Est-ce que c’était une manière pour lui de garder une forme de contrôle, avec l’envie de donner son point de vue, pour qu’il n’y ait pas uniquement d’autres personnes qui parlent de lui, et en même temps un moyen de communiquer vers la France et les personnes qui s’interrogent sur lui ?
« Je ne crois pas qu’on puisse parler de contrôle ni de communication parce qu’il ne contrôle rien du tout et ne communique pas du tout. Il n’y a pas de relecture de citations, je ne lui ai pas montré les pages avant de les publier, il m’a fait confiance d’une certaine façon. Il a répondu à mes questions, et ensuite, j’en ai fait ce que je voulais. Je ne sais pas si c’est pour lui une façon de s’adresser à la France. Il y a des faits qui sont clairs dans son parcours, sa carrière. Ces faits, on peut les interpréter d’une façon ou d’une autre, on peut avoir dessus différents points de vue de lecteurs. Je pense notamment à la façon dont il investit dans le charbon, dans la presse – tout ceci est sujet à interprétation. »« Je pense qu'il a une vision très claire et très précise de ce pour quoi il fait tout cela, et qu’il a envie de l’exprimer. Il n’a pas envie de la laisser complètement à la libre interprétation à l’auteur qui va écrire sur lui. C’est donc une envie, comme je le comprends, de se justifier, d’argumenter, de détailler, d’expliquer son parcours. Ce n’est pas pour faire acte de communication. S’il voulait communiquer, il le ferait plus directement via des interviews dans la presse française, tchèque, anglaise ou allemande.

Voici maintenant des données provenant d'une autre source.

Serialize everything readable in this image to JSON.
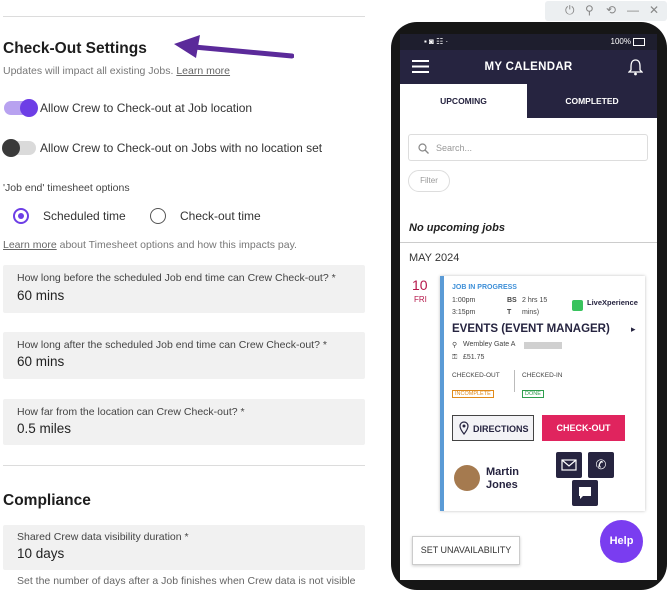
{
  "settings": {
    "title": "Check-Out Settings",
    "subtitle": "Updates will impact all existing Jobs.",
    "learn_more": "Learn more",
    "toggle1_label": "Allow Crew to Check-out at Job location",
    "toggle1_on": true,
    "toggle2_label": "Allow Crew to Check-out on Jobs with no location set",
    "toggle2_on": false,
    "timesheet_label": "'Job end' timesheet options",
    "radio1_label": "Scheduled time",
    "radio2_label": "Check-out time",
    "learn_more2": "Learn more",
    "learn_more2_rest": " about Timesheet options and how this impacts pay.",
    "fields": [
      {
        "label": "How long before the scheduled Job end time can Crew Check-out? *",
        "value": "60 mins"
      },
      {
        "label": "How long after the scheduled Job end time can Crew Check-out? *",
        "value": "60 mins"
      },
      {
        "label": "How far from the location can Crew Check-out? *",
        "value": "0.5 miles"
      }
    ]
  },
  "compliance": {
    "title": "Compliance",
    "field_label": "Shared Crew data visibility duration *",
    "field_value": "10 days",
    "helper": "Set the number of days after a Job finishes when Crew data is not visible"
  },
  "phone": {
    "status_right": "100%",
    "title": "MY CALENDAR",
    "tab_upcoming": "UPCOMING",
    "tab_completed": "COMPLETED",
    "search_placeholder": "Search...",
    "filter": "Filter",
    "no_jobs": "No upcoming jobs",
    "month": "MAY 2024",
    "date_num": "10",
    "date_dow": "FRI",
    "job_status": "JOB IN PROGRESS",
    "time_start": "1:00pm",
    "time_end": "3:15pm",
    "duration_a": "BS",
    "duration_b": "T",
    "duration_c": "2 hrs 15",
    "duration_d": "mins)",
    "brand": "LiveXperience",
    "event": "EVENTS (EVENT MANAGER)",
    "location": "Wembley Gate A",
    "pay": "£51.75",
    "checked_out": "CHECKED-OUT",
    "checked_in": "CHECKED-IN",
    "badge_out": "INCOMPLETE",
    "badge_in": "DONE",
    "directions": "DIRECTIONS",
    "checkout": "CHECK-OUT",
    "person_first": "Martin",
    "person_last": "Jones",
    "unavailability": "SET UNAVAILABILITY",
    "help": "Help"
  },
  "colors": {
    "accent": "#6d3ee6",
    "navy": "#262440",
    "checkout": "#e0245e",
    "arrow": "#5b2a9a"
  }
}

Je pense qu’il ne passerait pas par ce livre. »
« Ensuite, il a aussi envie de s’expliquer auprès du monde médiatique et économique français. Son arrivée spectaculaire improbable, inattendue, déterminée, a soulevé énormément de questions sur ses liens avec la Russie, sur son parcours. Il a été assez mal reçu notamment au sein du groupe Le Monde. Pour lui, cela reste une blessure et il a envie de renouer d’une certaine façon avec un pays qu’il adore, mais qui l’a reçu d’une façon qui lui déplaît. »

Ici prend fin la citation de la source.